Catalysts for the NO to NH₃ reaction in the presence of 10% O₂ and 10% H₂O were investigated on a TiO₂(rutile) support. The activity sequence of the various metals supported at 2 wt% was Ag > Ni > Zn > Sn = Bi > In > others (22 elements in total). The Ag/TiO₂ catalyst with the highest activity was further investigated to increase and stabilize the activity. The metallic silver particles prepared by ethanol reduction of Ag in solution were supported on TiO₂ (ET method). Silver was supported as fine particles, and the activity was significantly improved. However, repeated use of the ET catalysts at 500–300 °C resulted in Ag agglomeration and a significant decrease in activity. In order to prevent activity degradation at high temperatures, the catalyst was used only at temperatures below 400 °C, and stable activity was obtained. The addition of 0.25% C₃H₆ was found to be sufficient to convert half of 0.1% NO to NH₃ on 1.0AgET/TiO₂. To stabilize the catalytic activity of AgET/TiO₂, Nd was loaded onto the TiO₂ support prior to Ag loading (ND method). The loading of 1–5 mol% Nd resulted in the formation of new pores with a diameter of 14 nm. 1.0AgET/1NdTiO₂ gave higher ammonia yields than 1.0AgET/5NdTiO₂, and was more stable.
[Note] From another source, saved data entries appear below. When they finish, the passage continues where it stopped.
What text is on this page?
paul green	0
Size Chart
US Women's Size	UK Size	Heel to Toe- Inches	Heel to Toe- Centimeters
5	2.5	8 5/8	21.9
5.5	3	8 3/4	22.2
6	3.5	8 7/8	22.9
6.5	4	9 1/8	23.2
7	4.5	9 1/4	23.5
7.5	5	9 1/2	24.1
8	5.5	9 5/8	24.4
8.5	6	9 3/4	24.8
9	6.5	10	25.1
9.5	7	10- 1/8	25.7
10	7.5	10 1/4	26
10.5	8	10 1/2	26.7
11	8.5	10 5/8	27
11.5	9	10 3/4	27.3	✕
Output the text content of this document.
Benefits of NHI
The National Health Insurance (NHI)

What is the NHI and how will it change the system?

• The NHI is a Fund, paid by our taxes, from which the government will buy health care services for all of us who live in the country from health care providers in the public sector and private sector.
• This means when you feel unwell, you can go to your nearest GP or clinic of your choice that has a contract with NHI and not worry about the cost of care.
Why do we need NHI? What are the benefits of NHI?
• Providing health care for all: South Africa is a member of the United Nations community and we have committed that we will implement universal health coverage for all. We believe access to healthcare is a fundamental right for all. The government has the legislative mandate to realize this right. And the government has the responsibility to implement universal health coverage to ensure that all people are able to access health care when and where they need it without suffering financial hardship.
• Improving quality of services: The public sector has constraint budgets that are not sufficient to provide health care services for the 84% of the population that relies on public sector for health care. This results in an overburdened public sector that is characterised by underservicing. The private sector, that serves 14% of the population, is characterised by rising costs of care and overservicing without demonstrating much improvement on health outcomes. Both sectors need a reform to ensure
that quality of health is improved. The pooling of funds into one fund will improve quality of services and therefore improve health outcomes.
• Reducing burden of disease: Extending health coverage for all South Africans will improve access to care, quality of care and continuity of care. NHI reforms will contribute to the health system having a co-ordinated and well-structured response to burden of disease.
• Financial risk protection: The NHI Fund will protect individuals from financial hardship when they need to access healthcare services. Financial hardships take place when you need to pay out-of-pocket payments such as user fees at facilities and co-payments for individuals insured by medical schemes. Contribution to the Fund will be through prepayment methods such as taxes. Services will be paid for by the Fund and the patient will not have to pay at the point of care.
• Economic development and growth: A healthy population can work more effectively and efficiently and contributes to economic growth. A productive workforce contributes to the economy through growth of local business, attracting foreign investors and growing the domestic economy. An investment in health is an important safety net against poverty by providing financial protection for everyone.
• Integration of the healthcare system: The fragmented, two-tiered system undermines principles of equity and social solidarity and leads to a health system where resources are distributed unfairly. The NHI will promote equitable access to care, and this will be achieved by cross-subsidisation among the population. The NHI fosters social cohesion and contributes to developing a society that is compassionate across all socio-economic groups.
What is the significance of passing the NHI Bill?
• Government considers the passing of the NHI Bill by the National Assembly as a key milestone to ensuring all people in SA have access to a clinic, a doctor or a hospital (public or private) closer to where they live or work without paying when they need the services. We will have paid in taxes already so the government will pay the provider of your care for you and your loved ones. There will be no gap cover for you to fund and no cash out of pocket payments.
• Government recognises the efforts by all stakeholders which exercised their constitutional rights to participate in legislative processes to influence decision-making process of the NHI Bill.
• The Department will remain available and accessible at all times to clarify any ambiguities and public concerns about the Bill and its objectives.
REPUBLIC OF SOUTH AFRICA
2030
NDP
The dependence on Ag loading (0.7–5.0 wt%) on 1NdTiO₂ was measured and it was found that the catalyst loaded with 1.0 wt% Ag gave the highest activity. The activity change in repeated experiments was very small for all the ND-ET catalysts. The NH₃ yield reached 88% under the reaction conditions of 0.1% NO, 0.5% C₃H₆, 10% O₂, 10% H₂O, balanced N₂, and a space velocity of 10 000 h⁻¹. Finally, the activities for the C₃H₆ and NH₃ combustion were measured. NH₃ can be produced at the temperature of C₃H₆ combustion and consumed at the temperature of NH₃ combustion. Due to the Ag loading, the temperature for C₃H₆ combustion became much lower than that for NH₃ combustion, indicating that the NH₃ formation activity was greatly enhanced by supporting Ag. It was also found that the NH₃ combustion activity of AgET/TiO₂ became higher on the catalysts used repeatedly, resulting in a narrowing of the ammonia production temperature range. The effect of reducing gas species was also investigated.